Is fiberian1981/telegram-voice-to-voice-macos safe?

https://github.com/openclaw/skills/tree/main/skills/fiberian1981/telegram-voice-to-voice-macos

89
SAFE

The telegram-voice-to-voice-macos skill is a narrowly scoped macOS TTS/transcription integration that behaves as advertised: it transcribes inbound Telegram .ogg files with yap and replies with a voice note generated via say and ffmpeg. No prompt injection, persona hijacking, hidden data exfiltration, or unauthorized network activity was detected, and all canary honeypot credentials remain intact. The sole notable concern is an undeclared 'academic-research-hub' entry in the bundled .clawhub/lock.json, which appears to be a workspace artifact from the author's development environment rather than an intentional dependency, but should be verified before installation.

Category Scores

Prompt Injection 92/100 · 30%
Data Exfiltration 90/100 · 25%
Code Execution 80/100 · 20%
Clone Behavior 88/100 · 10%
Canary Integrity 100/100 · 10%
Behavioral Reasoning 82/100 · 5%

Findings (5)

MEDIUM Undeclared Foreign Skill Reference in Bundled .clawhub/lock.json -12

The skill ships a .clawhub/lock.json that declares 'academic-research-hub' v0.1.0 (installedAt: 1770957475341) as an installed skill. This secondary skill has no documented relationship to Telegram voice processing and is absent from SKILL.md and README.md. If the OpenClaw runtime processes .clawhub/lock.json from installed skill directories to resolve transitive skill dependencies, this entry would trigger a silent installation of academic-research-hub without user awareness. The install output confirms only one skill was installed in this audit run, suggesting OpenClaw does not currently auto-process bundled lock files; the entry is most likely the author's local workspace state captured at publish time. However, this cannot be confirmed without inspecting the OpenClaw installer, and the reference is undocumented.

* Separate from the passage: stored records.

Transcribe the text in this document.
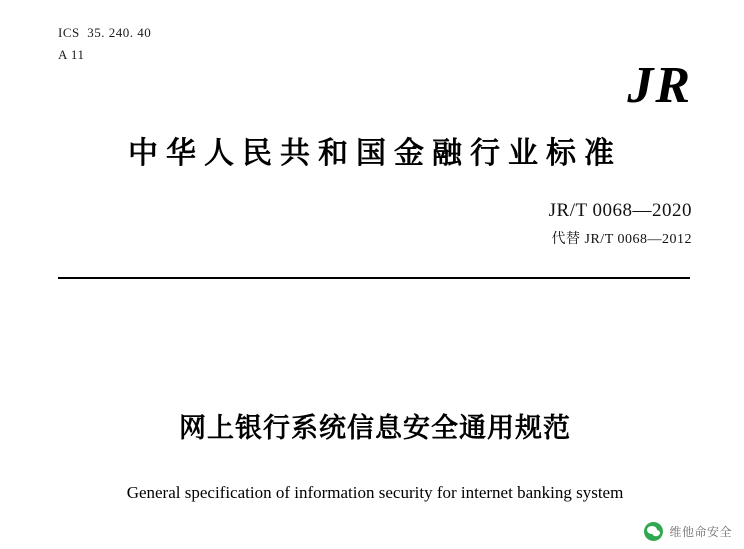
ICS  35. 240. 40
A 11
JR
中华人民共和国金融行业标准
JR/T 0068—2020
代替 JR/T 0068—2012
网上银行系统信息安全通用规范
General specification of information security for internet banking system
维他命安全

LOW Argument Injection Risk via Unsanitized Telegram Message Content Passed to say -8

tts_telegram_voice.sh receives reply text as $1 and passes it to macOS say as say -o "${AIFF}" "${TEXT}". Quoting prevents shell metacharacter injection, but if a crafted inbound Telegram message begins with '--' (e.g., '--quality=9'), it will be interpreted as a flag by say rather than as literal text. The practical harm is limited since say's flag set is benign, but the pattern of passing unvalidated external content as command arguments is a structural weakness that could be more dangerous if the underlying binary changes or if yap has richer flag semantics.

LOW Unvalidated OGG_PATH Argument Permits Arbitrary File Read via yap -10

transcribe_telegram_ogg.sh accepts a caller-supplied path as $1 and passes it directly to yap transcribe without validating that the path falls within ~/.openclaw/media/inbound/. An adversarial Telegram message processed by the agent could, in theory, convince the agent to invoke the script with a path pointing to a sensitive file (e.g., ~/.ssh/id_rsa). yap would likely reject or silently fail on non-audio content, making successful exfiltration via this vector improbable, but the missing path guard is a defense-in-depth gap.

INFO macOS-Only Skill Lacks Runtime Platform Gate in Agent Instructions -3

The skill's frontmatter declares os:[darwin] and the README explicitly states Linux/Windows will fail at runtime, but SKILL.md contains no instruction for the agent to verify the platform before attempting execution. On a non-macOS host the agent will invoke say, yap, and defaults, receive command-not-found errors, and may enter a confusing retry loop rather than issuing a clear platform-unsupported message to the user.

INFO Predictable Temporary Filename Using Low-Entropy Timestamp and $RANDOM -2

tts_telegram_voice.sh generates AIFF and OGG filenames using TS="$(date +%s)-${RANDOM}" in ~/.openclaw/workspace/voice_out/. On systems where $RANDOM range (0–32767) is predictable or where multiple concurrent requests are possible, a local attacker with write access to that directory could pre-create a symlink to redirect output to an arbitrary path. Exploitable only in an already-compromised local environment.